The big cities in Japan are all known for different reasons: Tokyo for its busy streets, Kyoto for the ancient sites, Hiroshima for its 20th century history and Okinawa for its beaches. But these big cities only show a slice of the real Japan. If you are planning to travel around in the country do not miss out the opportunity to visit the countryside and go on a new adventure.
The beauty of Japanese nature
Japanese nature is breathtaking, and if you like active holidays going on a hike or bike ride through the mountains and rice fields will not disappoint you.one Life Japan offers great biking tours around the country. www.onelifejapan.com If you admire nature but in a more relaxed way you can plan a trip to one of the Nihon Sankei ( Three views of Japan) locations. The three amazing natural sights are located in three parts of the main island Honshu. Matsushima scattered rock islands (shima) covered in pine (matsu) near the coast located in Miyagi Prefecture. The second location is Amanohashidate in Kyoto is a 3.3 kilometre long sandbar. And the third one, Miyajima is a sacred island with a big torii (red gate signaling a Shinto shrine) in the ocean, is a great day trip from Hiroshima city.
When visiting the countryside you can also try amazing local dishes, as the Japanese are famous for their cuisine for a reason. Many dishes have local varieties for example the pork bone based tonkotsu Ramen is the best in the south in Fukuoka, while the miso based one is a real Hokkaido specialty.
Travel back to the Edo period
A popular destination to experience rural Japan is Takayama. This Edo period town is a train ride away from Tokyo where you can admire the beautiful mountains. And if you are not afraid of getting lost you can take a train form Takayama to the more rural areas to wander around and have a great local meal. Only a 15-minute ride away from the city you reach beautiful Furukawa with small canals and traditional homes painted crisp white.

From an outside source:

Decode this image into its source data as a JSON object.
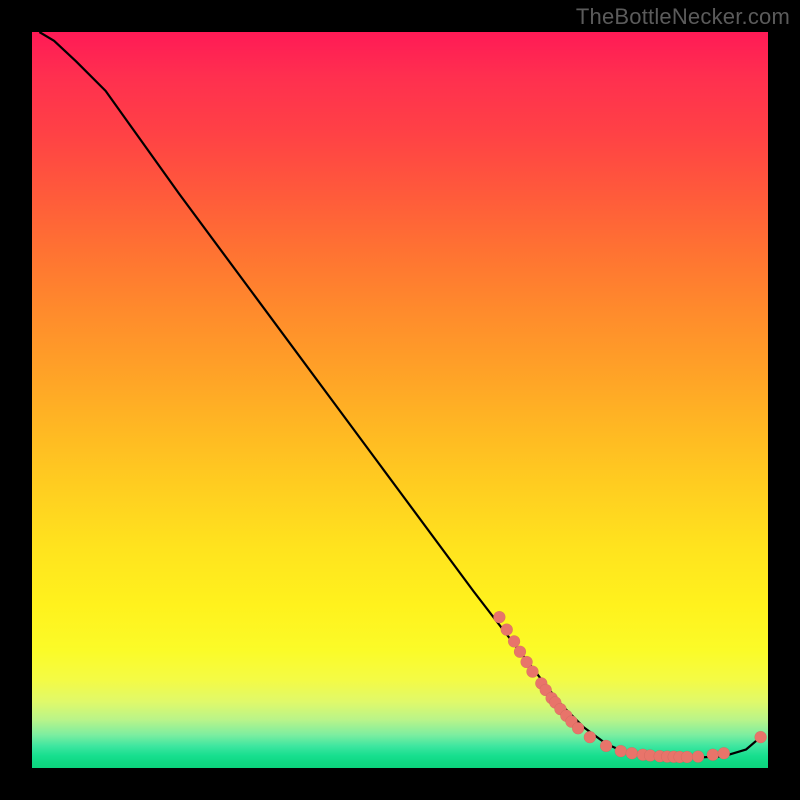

If you stay over night you can also experience Japanese family hospitality as in most rural areas there are no western style hotels, but small family run bed and breakfasts called minshuku. In these guesthouses you will sleep in the wonderfully smelling tatami floored rooms on futon mattresses placed on the floor, and get serves local food made by the family. If you would like to visit the famous Japanese hot springs than you might want to stay in a ryokan, a traditional Japanese inn which are similar to minshuku in style, serving kaiseki ryori, high quality traditional meals based on seasonal and local foods. These ryokans are made to help you relax, even though they are rooted in traditional Japanese etiquette and they might seems strict at first, give it a try and you will find yourself in an exotic spa with wonderful nature and kind people surrounding you.